To reduce meat consumption, the EC will raise taxes in the union

by times news cr

2024-09-05 17:19:35

To reduce meat consumption in the European Union, Brussels plans to raise taxes. According to the EC, animal husbandry pollutes the environment no less than coal and therefore does not give up measures and incentives to reduce meat consumption. At the same time, the EC is preparing new rules for subsidizing EU farmers in response to violent protests earlier this year. The EU is due to overhaul its common agricultural policy worth 387 billion euros, and the main change being discussed is that in future farmers will be subsidized based on their income rather than the size of their holdings.

Guidelines for an “overhaul” of the Common Agricultural Policy were presented to European Commission President Ursula von der Leyen on Wednesday. They were reached after consultations between farmers, NGOs, consumers and food retailers, which culminated in three marathon negotiating sessions during the day and night last week.

Limiting meat consumption through taxes

Encouraging consumers to reduce the amount of meat they eat is among other suggestions in the report. This will happen through tax incentives and labeling. Among the aims is to get farmers to give up livestock farming, including through a controversial proposal to introduce voluntary farm buyout schemes in areas with a high level of intensive livestock farming.

Among the discussed schemes to reduce meat consumption is the idea of ​​taxing meat products with an additional tax in addition to VAT and making them more expensive for consumers.
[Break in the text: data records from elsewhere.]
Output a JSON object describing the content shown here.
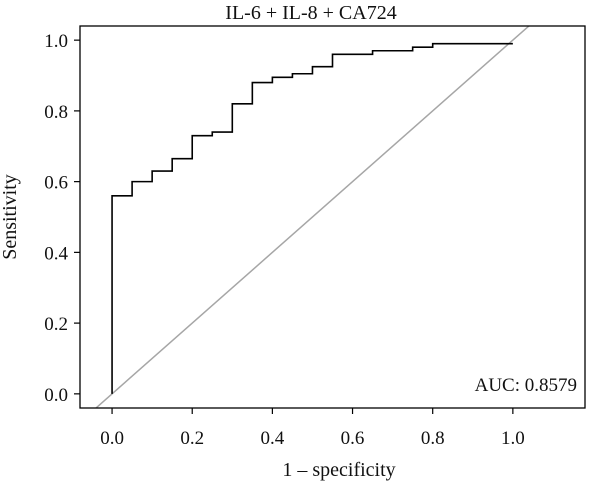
{
  "chart_data": {
    "type": "line",
    "title": "IL-6 + IL-8 + CA724",
    "xlabel": "1 – specificity",
    "ylabel": "Sensitivity",
    "xlim": [
      -0.08,
      1.18
    ],
    "ylim": [
      -0.04,
      1.04
    ],
    "x_ticks": [
      0.0,
      0.2,
      0.4,
      0.6,
      0.8,
      1.0
    ],
    "x_tick_labels": [
      "0.0",
      "0.2",
      "0.4",
      "0.6",
      "0.8",
      "1.0"
    ],
    "y_ticks": [
      0.0,
      0.2,
      0.4,
      0.6,
      0.8,
      1.0
    ],
    "y_tick_labels": [
      "0.0",
      "0.2",
      "0.4",
      "0.6",
      "0.8",
      "1.0"
    ],
    "grid": false,
    "series": [
      {
        "style": "step",
        "color": "#000000",
        "x": [
          0.0,
          0.0,
          0.05,
          0.05,
          0.1,
          0.1,
          0.15,
          0.15,
          0.2,
          0.2,
          0.25,
          0.25,
          0.3,
          0.3,
          0.35,
          0.35,
          0.4,
          0.4,
          0.45,
          0.45,
          0.5,
          0.5,
          0.55,
          0.55,
          0.65,
          0.65,
          0.75,
          0.75,
          0.8,
          0.8,
          1.0
        ],
        "y": [
          0.0,
          0.56,
          0.56,
          0.6,
          0.6,
          0.63,
          0.63,
          0.665,
          0.665,
          0.73,
          0.73,
          0.74,
          0.74,
          0.82,
          0.82,
          0.88,
          0.88,
          0.895,
          0.895,
          0.905,
          0.905,
          0.925,
          0.925,
          0.96,
          0.96,
          0.97,
          0.97,
          0.98,
          0.98,
          0.99,
          0.99
        ]
      },
      {
        "style": "reference",
        "color": "#a6a6a6",
        "x": [
          -0.08,
          1.18
        ],
        "y": [
          -0.08,
          1.18
        ]
      }
    ],
    "annotations": [
      {
        "text": "AUC: 0.8579",
        "position": "bottom-right"
      }
    ]
  }
}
Examples of such a tax already a fact. Denmark has already introduced a carbon tax of €100 per cow.

Farm subsidies not for the number of acres, but depending on income

The main recommendation is to overhaul the EU’s Common Agricultural Policy subsidy scheme, which was first introduced in 1962 and consumes a third of the bloc’s multi-annual budget.

Instead of granting direct aid to farmers according to the size of the land they own and tying it to mandatory environmental standards, the report recommends that subsidies should be given to “active farmers who need them most”, on basis of their “economic viability”, says the Financial Times.

Von der Leyen told reporters that previously farmers felt they were being “micro-controlled”, mediapool reports. She will “scrutinize the recommendations in the report” and it will be included in the “vision” for agriculture and food that will be set out in the first 100 days of the new European Commission, which is due to start meeting later this year.

The dialogues were announced by von der Leyen as part of her centre-right European People’s Party’s campaign to farmers ahead of European Parliament elections in June, as rural voters appear to be turning to more extreme political groups.

The report was overseen by German academic Prof. Peter Stroschneider, who chaired a similar consultation in Germany in 2021.

Stroshnider said of the CAP’s recommendation that “public funds should not be spent on those who do not need them” and defended the paper’s proposal to reduce meat consumption by comparing it to speed limits, which also limit individual freedoms.

The current environmental standards under the Common Agricultural Policy were temporarily suspended by the Commission following farmers’ protests in the spring of this year, which saw tires burned, statues pulled down outside the European Parliament and manure spread on the streets of EU capitals.

The report proposes that farmers receive incentives under the CAP to green their practices, as well as a “Just Transition Fund”, which is outside the CAP budget and is intended for longer-term changes, such as moving farms to “regenerative” or biological methods. A package of loans in the amount of up to 3 billion euros from the European Investment Bank should be provided, which should be directed primarily to young farmers.

According to the Intergovernmental Panel on Climate Change, food production and distribution are responsible for between 21 and 37% of greenhouse gas emissions, depending on the criteria measured. More than half of these emissions are due to livestock production.